Time for tough sacrifices

The reality of the matter is that National Treasury has little option but to hike taxes in order to raise the projected shortfall in tax revenue. It may be apt to infer that Pravin Gordhan is caught between a rock and a hard place. On numerous occasions we find ourselves eagerly anticipating ‘good’ news emanating from the National Budget speech which includes, among others, the lowering of personal income tax rates, increases in social security and relief in the form of various other tax breaks.

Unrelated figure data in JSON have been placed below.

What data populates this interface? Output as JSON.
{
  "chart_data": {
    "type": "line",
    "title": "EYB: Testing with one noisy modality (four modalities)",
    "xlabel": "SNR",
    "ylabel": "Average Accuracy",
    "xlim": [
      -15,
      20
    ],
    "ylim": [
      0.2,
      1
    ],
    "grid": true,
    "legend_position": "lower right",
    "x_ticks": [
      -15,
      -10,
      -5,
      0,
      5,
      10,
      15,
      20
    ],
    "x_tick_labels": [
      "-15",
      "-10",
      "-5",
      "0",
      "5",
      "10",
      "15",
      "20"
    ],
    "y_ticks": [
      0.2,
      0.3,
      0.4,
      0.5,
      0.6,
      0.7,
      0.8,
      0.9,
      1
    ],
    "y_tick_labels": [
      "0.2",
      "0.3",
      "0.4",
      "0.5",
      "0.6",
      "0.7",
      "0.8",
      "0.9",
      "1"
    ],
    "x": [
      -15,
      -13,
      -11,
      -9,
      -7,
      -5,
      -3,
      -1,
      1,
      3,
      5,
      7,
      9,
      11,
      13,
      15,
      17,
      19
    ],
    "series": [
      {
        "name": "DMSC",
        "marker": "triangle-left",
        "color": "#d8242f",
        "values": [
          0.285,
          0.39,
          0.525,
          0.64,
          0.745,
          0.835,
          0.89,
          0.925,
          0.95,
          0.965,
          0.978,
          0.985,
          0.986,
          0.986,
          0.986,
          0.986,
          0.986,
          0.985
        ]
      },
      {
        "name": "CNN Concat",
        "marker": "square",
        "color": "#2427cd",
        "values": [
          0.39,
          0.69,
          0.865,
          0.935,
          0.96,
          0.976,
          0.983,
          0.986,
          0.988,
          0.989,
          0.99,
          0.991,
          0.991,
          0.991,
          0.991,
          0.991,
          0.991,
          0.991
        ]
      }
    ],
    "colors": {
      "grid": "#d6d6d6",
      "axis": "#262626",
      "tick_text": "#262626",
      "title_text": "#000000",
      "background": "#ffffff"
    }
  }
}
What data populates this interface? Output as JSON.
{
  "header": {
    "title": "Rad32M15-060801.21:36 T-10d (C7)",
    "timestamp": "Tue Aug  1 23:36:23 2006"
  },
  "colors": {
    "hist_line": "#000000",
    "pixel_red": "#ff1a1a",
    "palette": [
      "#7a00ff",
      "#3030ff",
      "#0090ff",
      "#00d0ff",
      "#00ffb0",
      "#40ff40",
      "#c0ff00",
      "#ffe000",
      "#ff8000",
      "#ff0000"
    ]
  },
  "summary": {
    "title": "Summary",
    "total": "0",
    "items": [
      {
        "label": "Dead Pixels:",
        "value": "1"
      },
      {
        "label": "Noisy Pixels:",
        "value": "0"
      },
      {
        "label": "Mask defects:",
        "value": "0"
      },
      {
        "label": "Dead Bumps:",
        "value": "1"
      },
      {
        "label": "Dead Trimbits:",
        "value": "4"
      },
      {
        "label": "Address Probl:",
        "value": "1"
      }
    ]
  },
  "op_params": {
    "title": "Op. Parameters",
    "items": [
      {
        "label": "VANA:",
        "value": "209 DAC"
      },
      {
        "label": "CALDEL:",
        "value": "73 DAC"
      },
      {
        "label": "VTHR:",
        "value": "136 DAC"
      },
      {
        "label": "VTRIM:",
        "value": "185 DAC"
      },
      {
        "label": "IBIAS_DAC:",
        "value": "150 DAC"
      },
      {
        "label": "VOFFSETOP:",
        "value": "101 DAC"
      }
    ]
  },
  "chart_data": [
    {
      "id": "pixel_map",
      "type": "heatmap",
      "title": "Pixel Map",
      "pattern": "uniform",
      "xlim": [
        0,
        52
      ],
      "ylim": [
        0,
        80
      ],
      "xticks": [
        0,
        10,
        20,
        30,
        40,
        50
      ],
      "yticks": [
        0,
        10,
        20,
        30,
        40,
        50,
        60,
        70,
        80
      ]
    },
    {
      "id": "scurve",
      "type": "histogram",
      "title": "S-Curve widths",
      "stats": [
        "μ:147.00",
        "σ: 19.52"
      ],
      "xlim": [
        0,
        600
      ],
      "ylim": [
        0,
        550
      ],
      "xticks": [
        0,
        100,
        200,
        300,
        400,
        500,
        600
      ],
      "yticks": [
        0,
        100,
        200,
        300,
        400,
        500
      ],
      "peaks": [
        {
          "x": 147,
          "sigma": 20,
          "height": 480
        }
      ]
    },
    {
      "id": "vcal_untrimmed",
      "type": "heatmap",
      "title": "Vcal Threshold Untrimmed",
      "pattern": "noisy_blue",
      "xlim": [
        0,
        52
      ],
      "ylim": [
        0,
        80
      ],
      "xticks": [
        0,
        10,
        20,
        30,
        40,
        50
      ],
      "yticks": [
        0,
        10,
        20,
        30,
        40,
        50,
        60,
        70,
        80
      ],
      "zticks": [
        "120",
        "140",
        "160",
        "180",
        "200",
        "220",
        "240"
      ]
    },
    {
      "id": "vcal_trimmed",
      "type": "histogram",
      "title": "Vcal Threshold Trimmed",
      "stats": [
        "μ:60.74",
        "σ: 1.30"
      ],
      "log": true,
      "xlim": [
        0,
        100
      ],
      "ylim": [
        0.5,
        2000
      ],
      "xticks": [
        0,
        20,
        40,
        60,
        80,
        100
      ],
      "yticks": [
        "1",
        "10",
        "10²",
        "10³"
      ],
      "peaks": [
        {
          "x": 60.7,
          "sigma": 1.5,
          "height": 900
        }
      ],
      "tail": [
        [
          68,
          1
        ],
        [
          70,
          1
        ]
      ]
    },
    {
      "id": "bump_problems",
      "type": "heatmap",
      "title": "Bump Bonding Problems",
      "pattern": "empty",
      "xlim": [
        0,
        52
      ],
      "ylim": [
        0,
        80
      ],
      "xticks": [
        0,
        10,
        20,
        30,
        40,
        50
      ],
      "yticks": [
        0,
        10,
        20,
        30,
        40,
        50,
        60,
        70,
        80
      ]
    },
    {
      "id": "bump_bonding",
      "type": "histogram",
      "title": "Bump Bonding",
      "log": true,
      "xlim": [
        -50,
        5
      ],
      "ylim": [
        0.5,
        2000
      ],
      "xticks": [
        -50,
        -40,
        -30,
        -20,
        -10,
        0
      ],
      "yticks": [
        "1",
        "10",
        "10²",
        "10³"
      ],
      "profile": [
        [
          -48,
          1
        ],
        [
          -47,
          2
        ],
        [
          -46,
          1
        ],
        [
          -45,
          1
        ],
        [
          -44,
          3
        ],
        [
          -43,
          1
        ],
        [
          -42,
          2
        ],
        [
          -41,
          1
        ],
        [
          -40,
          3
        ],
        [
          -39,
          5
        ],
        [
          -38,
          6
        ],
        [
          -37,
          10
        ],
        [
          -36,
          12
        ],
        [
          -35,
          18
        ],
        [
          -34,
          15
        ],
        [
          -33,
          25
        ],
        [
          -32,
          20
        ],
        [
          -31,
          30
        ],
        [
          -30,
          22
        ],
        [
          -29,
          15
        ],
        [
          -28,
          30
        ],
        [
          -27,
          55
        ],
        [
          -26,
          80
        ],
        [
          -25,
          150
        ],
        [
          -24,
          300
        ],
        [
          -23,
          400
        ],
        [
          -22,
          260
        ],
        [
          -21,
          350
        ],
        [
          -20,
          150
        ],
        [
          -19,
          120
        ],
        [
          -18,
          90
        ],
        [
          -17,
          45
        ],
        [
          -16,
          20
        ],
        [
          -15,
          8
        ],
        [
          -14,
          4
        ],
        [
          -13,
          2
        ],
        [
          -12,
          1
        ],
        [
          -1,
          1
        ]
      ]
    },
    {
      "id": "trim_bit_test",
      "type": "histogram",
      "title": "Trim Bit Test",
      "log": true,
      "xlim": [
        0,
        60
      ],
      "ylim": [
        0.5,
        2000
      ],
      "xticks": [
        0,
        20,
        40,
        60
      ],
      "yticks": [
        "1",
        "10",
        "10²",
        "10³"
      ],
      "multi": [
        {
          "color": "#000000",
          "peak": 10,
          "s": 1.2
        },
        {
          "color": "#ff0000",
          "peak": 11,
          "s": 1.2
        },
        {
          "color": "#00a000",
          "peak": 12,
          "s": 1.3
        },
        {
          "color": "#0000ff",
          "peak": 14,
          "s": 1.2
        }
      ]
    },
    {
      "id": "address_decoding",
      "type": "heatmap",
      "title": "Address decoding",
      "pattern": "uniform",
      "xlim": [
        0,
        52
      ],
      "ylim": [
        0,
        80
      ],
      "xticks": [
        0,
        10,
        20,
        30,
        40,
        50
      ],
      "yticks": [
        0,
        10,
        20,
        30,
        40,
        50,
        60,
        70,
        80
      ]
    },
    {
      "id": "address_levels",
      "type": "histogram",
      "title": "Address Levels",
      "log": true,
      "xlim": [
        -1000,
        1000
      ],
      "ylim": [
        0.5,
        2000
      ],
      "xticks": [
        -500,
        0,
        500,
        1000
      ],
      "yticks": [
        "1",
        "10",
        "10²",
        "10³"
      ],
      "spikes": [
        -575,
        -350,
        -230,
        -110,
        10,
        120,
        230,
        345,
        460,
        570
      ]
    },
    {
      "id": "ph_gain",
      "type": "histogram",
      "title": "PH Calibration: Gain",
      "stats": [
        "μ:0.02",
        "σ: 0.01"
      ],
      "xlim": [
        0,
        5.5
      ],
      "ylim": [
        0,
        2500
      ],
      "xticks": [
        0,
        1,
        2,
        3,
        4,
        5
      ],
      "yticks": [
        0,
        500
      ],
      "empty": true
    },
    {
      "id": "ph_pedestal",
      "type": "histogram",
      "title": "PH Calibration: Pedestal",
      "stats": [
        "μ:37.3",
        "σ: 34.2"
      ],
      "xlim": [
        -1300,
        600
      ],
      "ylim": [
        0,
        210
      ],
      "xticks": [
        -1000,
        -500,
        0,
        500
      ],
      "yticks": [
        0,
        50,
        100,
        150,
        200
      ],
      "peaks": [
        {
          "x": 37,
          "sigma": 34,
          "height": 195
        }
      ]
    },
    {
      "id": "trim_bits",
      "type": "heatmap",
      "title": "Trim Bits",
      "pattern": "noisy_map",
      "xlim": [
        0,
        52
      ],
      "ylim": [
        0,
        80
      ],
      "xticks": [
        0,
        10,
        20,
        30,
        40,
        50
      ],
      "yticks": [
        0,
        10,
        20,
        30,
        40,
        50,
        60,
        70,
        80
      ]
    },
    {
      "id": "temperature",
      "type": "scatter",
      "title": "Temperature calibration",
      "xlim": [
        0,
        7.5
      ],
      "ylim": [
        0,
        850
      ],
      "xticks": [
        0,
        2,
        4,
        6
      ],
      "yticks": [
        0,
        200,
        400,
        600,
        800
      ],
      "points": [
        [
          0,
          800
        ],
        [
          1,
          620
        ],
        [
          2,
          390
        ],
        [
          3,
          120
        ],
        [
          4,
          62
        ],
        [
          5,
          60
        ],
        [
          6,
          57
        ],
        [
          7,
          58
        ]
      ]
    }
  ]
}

More often than not, we wind up being satisfied with certain aspects of the National Budget and less pleased with others. This time around we should brace ourselves to be more disappointed than we have in the past several years - the time for austerity has come and can no longer be deferred.

We should all be prepared to make tough and less than favourable sacrifices.

* Dumile Sibindana is a columnist for Forbes Africa magazine and editor of Banker SA. Opinions expressed are his own.